Abstract Background: Pesticide residues are routinely tested in spices for trade compliance. This results in a huge sample load for food testing laboratories and demands automation in sample preparation. Although there exists a method for the analysis of pesticides in fruits using an automated sample cleanup by mini–solid-phase extraction (mini-SPE) technique, no study is available to date on spices. Objective: This study aims to develop an automated sample cleanup method using mini-SPE technique in a range of spices, including chili powder, turmeric, black pepper, cumin, coriander, and cardamom. Methods: This automated sample preparation workflow involved an X-Y-Z instrument autosampler, and a set of mini-SPE cartridges comprising cleanup sorbents. Spice samples were extracted by acetonitrile, and the extract was put into an autosampler vial for automated mini-SPE cleanup before analysis by GC tandem MS. For an efficient cleanup, three different sorbent compositions were compared along with various automated workflows. Results: For the relatively simple matrixes (e.g., coriander, cumin, and cardamom), the LOQ for the target pesticides was 10 ng/g with acceptable recovery, and precision. The method provided an LOQ of 10 ng/g for around 77% of the compounds in the relatively complex matrixes (e.g., turmeric, chili powder, and black pepper). The remainder of the compounds had satisfactory recoveries at 20 ng/g and higher levels.

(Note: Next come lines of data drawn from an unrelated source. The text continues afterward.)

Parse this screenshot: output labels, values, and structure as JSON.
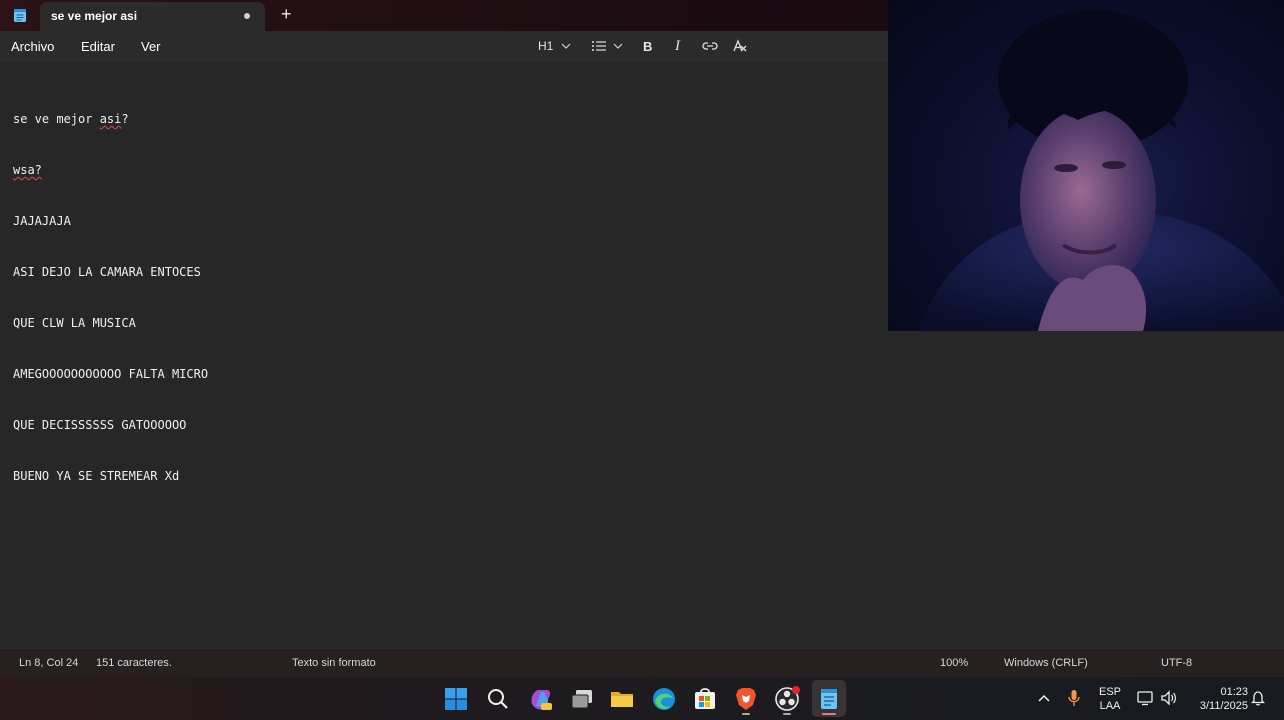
{
  "window": {
    "tab_title": "se ve mejor asi",
    "new_tab_symbol": "+"
  },
  "menu": {
    "file": "Archivo",
    "edit": "Editar",
    "view": "Ver"
  },
  "toolbar": {
    "heading": "H1",
    "bold": "B",
    "italic": "I"
  },
  "editor": {
    "lines": [
      "se ve mejor asi?",
      "wsa?",
      "JAJAJAJA",
      "ASI DEJO LA CAMARA ENTOCES",
      "QUE CLW LA MUSICA",
      "AMEGOOOOOOOOOOO FALTA MICRO",
      "QUE DECISSSSSS GATOOOOOO",
      "BUENO YA SE STREMEAR Xd"
    ],
    "line1_prefix": "se ve mejor ",
    "line1_word": "asi",
    "line1_suffix": "?"
  },
  "status": {
    "position": "Ln 8, Col 24",
    "chars": "151 caracteres.",
    "format": "Texto sin formato",
    "zoom": "100%",
    "line_ending": "Windows (CRLF)",
    "encoding": "UTF-8"
  },
  "taskbar": {
    "icons": [
      "windows-start-icon",
      "search-icon",
      "copilot-icon",
      "task-view-icon",
      "file-explorer-icon",
      "edge-icon",
      "store-icon",
      "brave-icon",
      "obs-icon",
      "notepad-icon"
    ],
    "lang_line1": "ESP",
    "lang_line2": "LAA",
    "time": "01:23",
    "date": "3/11/2025"
  },
  "colors": {
    "accent": "#0a7cd6",
    "brave": "#f2542d",
    "recording": "#e0242f"
  }
}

Conclusions: Given its time effectiveness and efficient analytical performance, this method can be adopted in commercial food testing laboratories for time-bound analysis of a large volume of samples. Highlights: The study describes effectiveness of the automated mini-SPE cleanup in multiresidue analysis of pesticides in a range of spice matrixes. The method facilitates high-throughput residue analysis in compliance with the regulatory requirements of sensitivity and method performance.